A Very Busy Ghost
by Dean Blehert
We mustn’t bother Hitler with details,
For Hitler is a very busy ghost.
No time to answer letters or e-mails,
So much to do — no time for tea nor toast.
No time for silly questions: Don’t ask “Why?”
Details! Details! There simply isn’t time!
Details! You ask, “Why must so many die?”
The dead make mountains, and we climb, we climb.
Sarcastic, jovial, scathing, soft — by turns
(Though some would call it senile muttering),
One word is cold as ice; the next one burns
(Though in eye-pits, a weak flame guttering).
So many fools to knock some sense into,
So many traitors to be torn to shreds,
So many mockers — every one a Jew! –
So many cowards hiding in their beds,
So many Jews yet live, so little time….
Perhaps HE’LL be a Jew — Oh, THAT would show ‘em,
Those German traitors worming through their slime!
I’ll be a Jew and skewer them with a poem.
(We mustn’t bother Hitler with details—
He’s such a busy ghost! Our questions flicker
About and through him, clouds of gnats.) He pales,
Then flashes — all charade: He can’t get sicker.
That’s not a bad idea—be a Jew!
(Within him multitudes roar their support.)
It was the Jews who won, they always do…
Besides, their suffering—ah, noble sport—
Could almost match his own, though less heroic,
For none have been so wretchedly betrayed
(“BETRAYED! BETRAYED! BETRAYED!” howl hordes, echoic)

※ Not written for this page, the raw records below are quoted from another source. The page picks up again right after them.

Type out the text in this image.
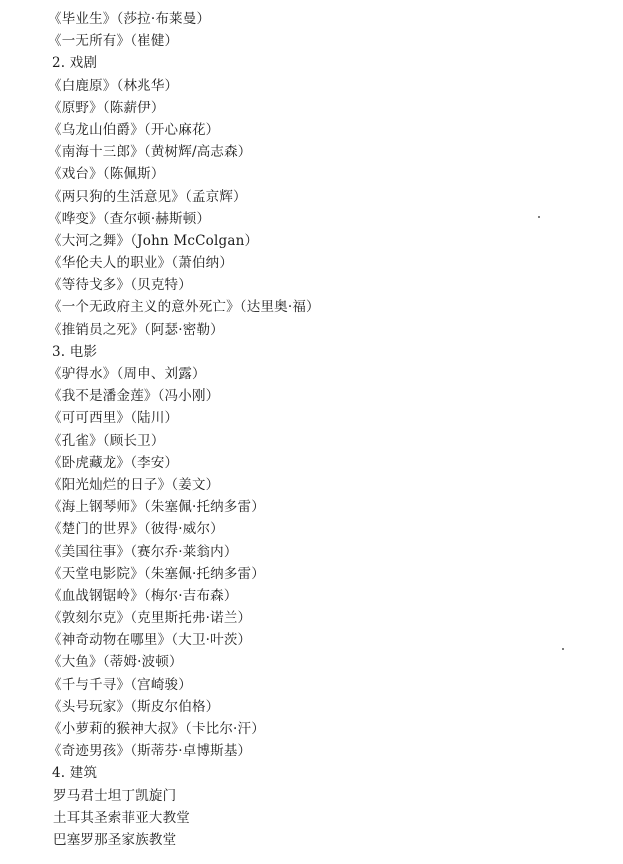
《毕业生》（莎拉·布莱曼）
《一无所有》（崔健）
2. 戏剧
《白鹿原》（林兆华）
《原野》（陈薪伊）
《乌龙山伯爵》（开心麻花）
《南海十三郎》（黄树辉/高志森）
《戏台》（陈佩斯）
《两只狗的生活意见》（孟京辉）
《哗变》（查尔顿·赫斯顿）
《大河之舞》（John McColgan）
《华伦夫人的职业》（萧伯纳）
《等待戈多》（贝克特）
《一个无政府主义的意外死亡》（达里奥·福）
《推销员之死》（阿瑟·密勒）
3. 电影
《驴得水》（周申、刘露）
《我不是潘金莲》（冯小刚）
《可可西里》（陆川）
《孔雀》（顾长卫）
《卧虎藏龙》（李安）
《阳光灿烂的日子》（姜文）
《海上钢琴师》（朱塞佩·托纳多雷）
《楚门的世界》（彼得·威尔）
《美国往事》（赛尔乔·莱翁内）
《天堂电影院》（朱塞佩·托纳多雷）
《血战钢锯岭》（梅尔·吉布森）
《敦刻尔克》（克里斯托弗·诺兰）
《神奇动物在哪里》（大卫·叶茨）
《大鱼》（蒂姆·波顿）
《千与千寻》（宫崎骏）
《头号玩家》（斯皮尔伯格）
《小萝莉的猴神大叔》（卡比尔·汗）
《奇迹男孩》（斯蒂芬·卓博斯基）
4. 建筑
罗马君士坦丁凯旋门
土耳其圣索菲亚大教堂
巴塞罗那圣家族教堂
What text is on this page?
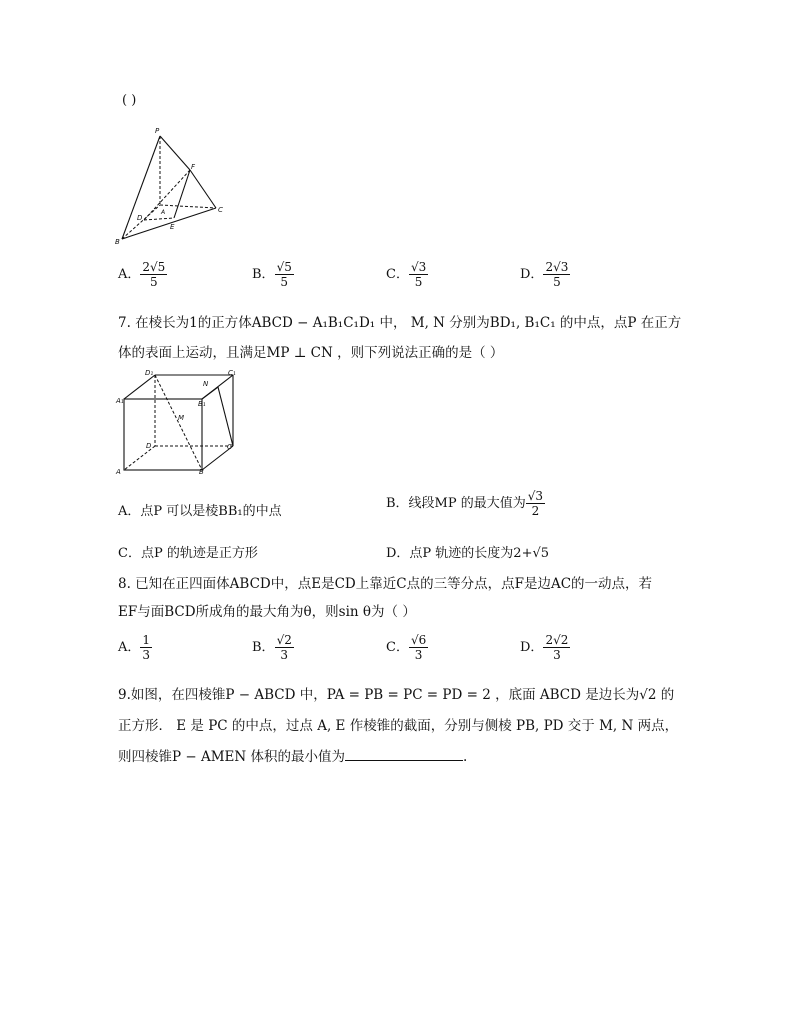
( )
P
F
C
A
D
E
B
A． $\frac{2√5}{5}$	B． $\frac{√5}{5}$	C． $\frac{√3}{5}$	D． $\frac{2√3}{5}$
7. 在棱长为1的正方体ABCD − A₁B₁C₁D₁ 中， M, N 分别为BD₁, B₁C₁ 的中点，点P 在正方
体的表面上运动，且满足MP ⊥ CN ，则下列说法正确的是（ ）
D₁	C₁
N
A₁	B₁
M
D	C
A	B
A．点P 可以是棱BB₁的中点
B．线段MP 的最大值为 $\frac{√3}{2}$
C．点P 的轨迹是正方形	D．点P 轨迹的长度为2+√5
8. 已知在正四面体ABCD中，点E是CD上靠近C点的三等分点，点F是边AC的一动点，若
EF与面BCD所成角的最大角为θ，则sin θ为（ ）
A． $\frac{1}{3}$	B． $\frac{√2}{3}$	C． $\frac{√6}{3}$	D． $\frac{2√2}{3}$
9.如图，在四棱锥P − ABCD 中，PA = PB = PC = PD = 2 ，底面 ABCD 是边长为√2 的
正方形． E 是 PC 的中点，过点 A, E 作棱锥的截面，分别与侧棱 PB, PD 交于 M, N 两点，
则四棱锥P − AMEN 体积的最小值为	.
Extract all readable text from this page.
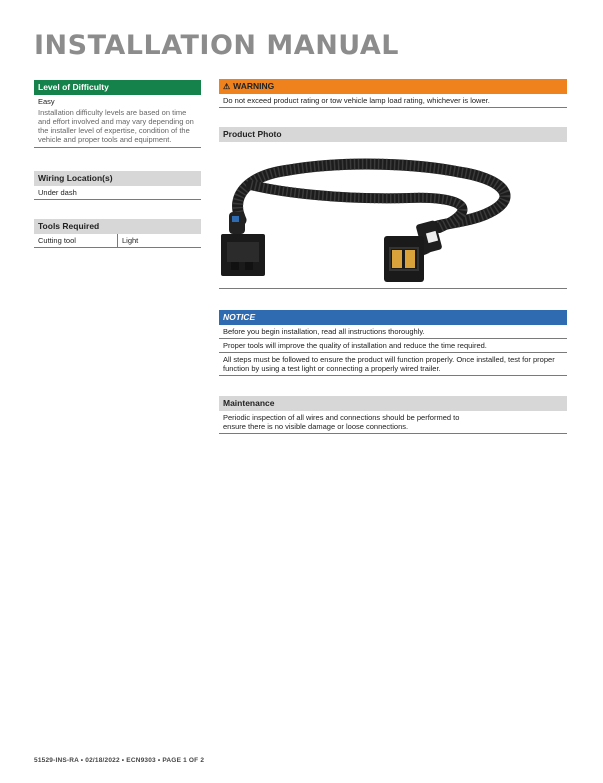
INSTALLATION MANUAL
Level of Difficulty
Easy
Installation difficulty levels are based on time and effort involved and may vary depending on the installer level of expertise, condition of the vehicle and proper tools and equipment.
Wiring Location(s)
Under dash
Tools Required
Cutting tool	Light
⚠ WARNING
Do not exceed product rating or tow vehicle lamp load rating, whichever is lower.
Product Photo
NOTICE
Before you begin installation, read all instructions thoroughly.
Proper tools will improve the quality of installation and reduce the time required.
All steps must be followed to ensure the product will function properly. Once installed, test for proper function by using a test light or connecting a properly wired trailer.
Maintenance
Periodic inspection of all wires and connections should be performed to ensure there is no visible damage or loose connections.
51529-INS-RA • 02/18/2022 • ECN9303 • PAGE 1 OF 2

As I by those I loved. Thus I’m repaid
For all my struggles, my gut-wrenching WILL!
(I’ve had these thoughts before. They’re on a wheel
That’s creaking in my head. No “shush,” no pill
Can stop its turning. I’ve no need to feel
These torments, for I’ve got them memorized,
As, once, I knew just when to shout, just when
To thrust a fist to Heaven, when, disguised
As merely human, to seem humble; then
Spewed sudden lightning like a pagan god,
My will become a blue electric arc—
Now round and round, my words, whipped oxen, plod.
BZZZT! BZZZT! — loose-wired, hectically I spark.
It wasn’t easy setting men aflame,
So many millions dancing in my fire.
I was the torch that blazoned forth their shame:
For THEM I self-combusted. Yet they’d tire
Of simple discipline, blood, honor, passion.
They slumped. I goaded, pouted, stormed and spit!
They stirred, then flickered out. How could I ration
My flame to feed such heaps of sodden shit?
I lie: To set them blazing was too easy,
But then to feed their fire, year by year…
My voice began to crack, my breath grew wheezy.
Like my lost troops in Stalingrad, whose fear
Of freezing trumped fear of dishonor, who
First burned their oil and coal and wood, then burned
the trees, their chairs, gunpowder, lodgings, too —
So I consumed my love, my hate, then turned
My will-to-burn into a sickly flame,
Then scorched them with incendiary flesh
Till naught of me could burn them but my name.
Strong words like “Traitors!” find no embers fresh
Enough to blow upon. Ash shifts on a grate.
I say, “my love, my hate,” but who can tell,
When all is simply fuel, what’s love? What’s hate?
I say “my will,” but in this murky hell
Will shrinks to fate as sinew peels from bone.
It’s something to become the fate of nations,
And yet it’s less than human. I’m a stone
God flung—to be turned up by excavations—
A pebble now—is this how I atone?
How is it I’m filled with a screaming crowd
When I’m alone! Alone! Alone…alone
As any stone? This silence is so loud!
I’m destiny. I’m blind. My memory fails.
I’m stone, an inward hubbub of criss-crossed
chaotic thoughts. Those millions dead — details.
Let me be stone, and not some busy ghost.